IN a decade as a player with Wanderers, Kevin Davies saw both extremes of managerial fortune.

From Europe and top-six finishes in the Premier League, to the ignominy of relegation and bitter Championship fall-out, the former England international can recall good times and bad in a Bolton shirt.

He is hoping, however, that the next manager who sets foot in the University of Bolton Stadium does so with the confidence they can lead the club back up the leagues once again after a dark chapter in its recent history ended with relegation to League Two.

Davies believes the club’s owners will have learned lessons from the short reign of Keith Hill and David Flitcroft last season, and while he has some sympathy with the Boltonian pair, he believes their lack of success underlines how crucial the next appointment will be.

“I always think it’s the biggest decision any football club can make,” he told The Bolton News.

“You’d like to think Bolton couldn’t fall any further but it’s a dangerous thing to predict. I know my old club Chesterfield dropped out of the league and found it really hard to get back in.

“You see it with Sunderland in League One as well. It isn’t just about the size of the club, it has to be organised. The manager has to be the right fit.

“Bolton will go into League Two expecting promotion but it won’t be easy. It’s a long time since I played at that level but I can see the likes of Barrow rubbing their hands at the thought of causing an upset.

“That is why this decision is so crucial. The person they put in there needs to know what they are getting into.”

Between 2003 and 2013 Davies played under five permanent managers – Sam Allardyce, Sammy Lee, Gary Megson, Owen Coyle and Dougie Freedman.

And Davies believes in each case it was easy to tell early on whether they were the right fit for the club.

“I experienced both sides of it with Bolton,” he said. “Obviously, Sam was a massive success and was already doing well when I came in.

“Owen Coyle came in and said the right things, got people on his side, made them feel great. Okay there were sides of his management that were not as good, but he had everyone on board.

“But then there were great coaches who just didn’t take to management. I think you know who I am on about.

“And some that just ripped the soul out of the club. I’ll leave it there.

“I think we all wanted the last two (Hill and Flitcroft) to succeed. They were local, they obviously cared about the club, but it just didn’t work.

“You need someone in charge who comes across professionally. And though I get what they were saying about how difficult it was, the injuries and all that. I didn’t think it looked good doing interviews with a bottle (of water) in your hand.

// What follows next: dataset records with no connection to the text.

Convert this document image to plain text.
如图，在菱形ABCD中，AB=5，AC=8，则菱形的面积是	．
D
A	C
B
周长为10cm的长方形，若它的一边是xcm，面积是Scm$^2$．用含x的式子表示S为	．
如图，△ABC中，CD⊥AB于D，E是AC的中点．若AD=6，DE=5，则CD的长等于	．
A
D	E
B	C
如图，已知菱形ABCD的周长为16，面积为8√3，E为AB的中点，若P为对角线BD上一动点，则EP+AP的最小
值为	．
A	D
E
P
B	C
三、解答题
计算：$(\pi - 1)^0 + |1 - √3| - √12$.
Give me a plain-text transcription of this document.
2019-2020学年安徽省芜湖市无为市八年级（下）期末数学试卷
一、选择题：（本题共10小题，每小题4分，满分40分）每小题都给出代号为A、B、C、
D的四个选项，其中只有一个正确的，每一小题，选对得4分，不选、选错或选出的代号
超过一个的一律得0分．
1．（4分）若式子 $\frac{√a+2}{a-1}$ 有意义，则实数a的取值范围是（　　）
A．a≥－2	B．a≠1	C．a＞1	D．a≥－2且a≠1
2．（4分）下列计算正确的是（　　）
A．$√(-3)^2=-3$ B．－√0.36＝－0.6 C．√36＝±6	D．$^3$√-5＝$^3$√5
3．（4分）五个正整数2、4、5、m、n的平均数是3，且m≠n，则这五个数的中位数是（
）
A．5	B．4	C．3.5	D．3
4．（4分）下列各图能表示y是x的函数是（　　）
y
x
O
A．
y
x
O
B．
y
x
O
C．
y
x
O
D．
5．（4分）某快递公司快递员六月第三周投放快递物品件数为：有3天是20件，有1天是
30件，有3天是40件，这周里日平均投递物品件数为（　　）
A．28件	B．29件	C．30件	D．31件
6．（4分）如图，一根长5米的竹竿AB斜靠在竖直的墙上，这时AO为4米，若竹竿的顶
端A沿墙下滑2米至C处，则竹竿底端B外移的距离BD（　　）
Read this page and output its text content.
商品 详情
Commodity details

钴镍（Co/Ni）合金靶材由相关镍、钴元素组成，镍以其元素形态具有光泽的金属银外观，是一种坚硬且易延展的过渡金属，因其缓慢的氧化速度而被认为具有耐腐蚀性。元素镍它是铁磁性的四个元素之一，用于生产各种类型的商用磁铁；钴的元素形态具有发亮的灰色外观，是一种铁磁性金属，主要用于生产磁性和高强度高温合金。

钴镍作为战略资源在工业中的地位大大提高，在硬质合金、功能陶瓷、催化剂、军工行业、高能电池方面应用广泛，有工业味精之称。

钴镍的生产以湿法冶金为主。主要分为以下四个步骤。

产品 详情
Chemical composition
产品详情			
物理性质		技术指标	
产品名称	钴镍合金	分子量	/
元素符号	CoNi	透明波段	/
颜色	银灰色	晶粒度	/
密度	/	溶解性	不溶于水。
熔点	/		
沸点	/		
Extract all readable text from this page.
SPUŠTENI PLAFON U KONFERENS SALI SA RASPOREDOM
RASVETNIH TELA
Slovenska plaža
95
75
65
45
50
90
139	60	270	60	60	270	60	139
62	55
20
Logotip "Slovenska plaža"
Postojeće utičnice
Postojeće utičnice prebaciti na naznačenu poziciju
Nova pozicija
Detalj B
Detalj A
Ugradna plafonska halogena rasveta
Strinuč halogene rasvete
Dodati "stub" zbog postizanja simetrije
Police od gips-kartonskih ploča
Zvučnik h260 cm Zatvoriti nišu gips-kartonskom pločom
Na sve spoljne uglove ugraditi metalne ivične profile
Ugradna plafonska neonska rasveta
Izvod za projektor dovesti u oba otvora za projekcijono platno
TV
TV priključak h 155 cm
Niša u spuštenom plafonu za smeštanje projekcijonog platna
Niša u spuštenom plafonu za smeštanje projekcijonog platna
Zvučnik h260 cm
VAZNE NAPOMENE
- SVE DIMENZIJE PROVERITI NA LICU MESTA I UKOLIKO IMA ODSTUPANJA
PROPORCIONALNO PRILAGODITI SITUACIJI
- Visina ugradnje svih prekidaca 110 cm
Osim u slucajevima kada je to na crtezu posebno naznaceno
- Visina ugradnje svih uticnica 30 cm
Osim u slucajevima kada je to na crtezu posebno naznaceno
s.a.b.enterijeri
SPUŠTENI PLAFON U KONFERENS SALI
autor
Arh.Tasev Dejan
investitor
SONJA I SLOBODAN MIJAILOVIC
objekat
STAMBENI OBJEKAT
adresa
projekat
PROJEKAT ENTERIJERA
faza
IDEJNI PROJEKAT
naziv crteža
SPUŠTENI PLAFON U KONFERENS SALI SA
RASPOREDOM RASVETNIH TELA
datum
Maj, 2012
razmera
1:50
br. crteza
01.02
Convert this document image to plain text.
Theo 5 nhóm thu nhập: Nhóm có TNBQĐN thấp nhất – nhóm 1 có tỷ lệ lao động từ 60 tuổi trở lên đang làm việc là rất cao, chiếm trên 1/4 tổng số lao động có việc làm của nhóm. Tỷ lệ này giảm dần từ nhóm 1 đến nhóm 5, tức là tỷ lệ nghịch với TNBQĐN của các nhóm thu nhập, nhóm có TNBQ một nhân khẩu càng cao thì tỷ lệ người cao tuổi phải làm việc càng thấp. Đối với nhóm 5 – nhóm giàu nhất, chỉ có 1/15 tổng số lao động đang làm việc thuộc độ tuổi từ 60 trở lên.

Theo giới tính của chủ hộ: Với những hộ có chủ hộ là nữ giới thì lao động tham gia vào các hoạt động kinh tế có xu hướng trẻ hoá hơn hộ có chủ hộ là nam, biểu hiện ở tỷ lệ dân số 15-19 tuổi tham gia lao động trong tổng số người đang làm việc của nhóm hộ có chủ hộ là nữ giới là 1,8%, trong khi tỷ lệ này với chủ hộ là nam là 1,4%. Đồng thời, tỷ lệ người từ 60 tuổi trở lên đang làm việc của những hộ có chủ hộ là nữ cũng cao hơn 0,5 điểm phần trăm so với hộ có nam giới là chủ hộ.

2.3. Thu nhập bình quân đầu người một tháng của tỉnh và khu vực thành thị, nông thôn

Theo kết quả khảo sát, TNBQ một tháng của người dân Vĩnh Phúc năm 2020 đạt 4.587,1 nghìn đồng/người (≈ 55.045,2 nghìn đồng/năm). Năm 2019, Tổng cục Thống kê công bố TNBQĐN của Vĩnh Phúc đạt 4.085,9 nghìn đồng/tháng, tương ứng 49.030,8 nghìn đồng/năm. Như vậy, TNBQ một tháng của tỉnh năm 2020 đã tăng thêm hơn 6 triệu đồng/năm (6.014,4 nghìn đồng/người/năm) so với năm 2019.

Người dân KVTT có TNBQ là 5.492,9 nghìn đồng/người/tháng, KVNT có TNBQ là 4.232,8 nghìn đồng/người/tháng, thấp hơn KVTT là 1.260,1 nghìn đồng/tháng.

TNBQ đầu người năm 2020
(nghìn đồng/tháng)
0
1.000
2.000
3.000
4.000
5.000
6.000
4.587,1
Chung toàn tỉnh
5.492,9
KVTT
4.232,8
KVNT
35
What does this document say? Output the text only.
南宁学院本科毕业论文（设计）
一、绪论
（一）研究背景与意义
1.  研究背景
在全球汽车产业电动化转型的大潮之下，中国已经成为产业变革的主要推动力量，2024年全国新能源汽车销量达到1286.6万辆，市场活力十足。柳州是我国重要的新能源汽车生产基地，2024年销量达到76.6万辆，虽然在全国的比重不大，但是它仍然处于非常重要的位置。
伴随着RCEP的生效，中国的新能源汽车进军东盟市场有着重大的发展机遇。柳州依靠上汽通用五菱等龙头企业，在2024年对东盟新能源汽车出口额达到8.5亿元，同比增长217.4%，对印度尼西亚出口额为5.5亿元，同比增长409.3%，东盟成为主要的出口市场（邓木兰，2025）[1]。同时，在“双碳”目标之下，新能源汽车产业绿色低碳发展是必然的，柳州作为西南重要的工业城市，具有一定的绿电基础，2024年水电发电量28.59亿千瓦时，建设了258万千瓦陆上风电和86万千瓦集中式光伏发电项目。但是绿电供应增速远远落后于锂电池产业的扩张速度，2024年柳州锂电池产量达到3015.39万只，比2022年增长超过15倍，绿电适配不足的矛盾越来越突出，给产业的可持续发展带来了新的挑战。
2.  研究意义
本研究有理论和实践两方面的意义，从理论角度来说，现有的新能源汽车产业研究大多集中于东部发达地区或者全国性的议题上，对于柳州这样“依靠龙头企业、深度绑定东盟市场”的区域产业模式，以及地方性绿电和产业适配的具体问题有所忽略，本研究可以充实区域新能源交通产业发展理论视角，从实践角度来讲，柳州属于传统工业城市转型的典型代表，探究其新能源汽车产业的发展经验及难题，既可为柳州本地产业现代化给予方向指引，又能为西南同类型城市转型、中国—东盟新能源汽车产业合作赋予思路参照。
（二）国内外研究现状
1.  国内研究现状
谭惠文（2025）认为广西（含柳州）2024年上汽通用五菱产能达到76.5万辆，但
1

“We’re all built differently but some of the things he said just rubbed fans up the wrong way.”

Wanderers have made no official comment on the timeframe for their manager search but Davies believes they will use what is left of the month to assess their options before 1,400 free agents come on to the market this summer.

“I’d like to think they will speak to people who are out of contract and get their thoughts on the job and then look at the ones in a job and do their homework,” he said.

“You need to know how they are on the training ground, what their record is like, what sort of football they play, how they are with other staff around the club.

“Bolton have got a bit of time now, and you’d think with players coming out of contract at the end of the month that they will want someone to come in and cherry pick the better ones.”

Inevitably, former Bolton players like Sam Ricketts, David Lee and Dean Holden have been linked strongly with the job – and Davies feels that someone with Wanderers connections could potentially have a better chance to hit the ground running.

“I think you need a manager who understands the club and it is easier if you have played there or worked there,” he said.

“I don’t think a former player is the be-all and end-all but it can help to bring things back together and connect with people that bit quicker.

“I know that when that happens at Bolton it’s an amazing place to work.

“Right now it feels like the club has had its heart ripped out, so it needs stitching together a little bit.”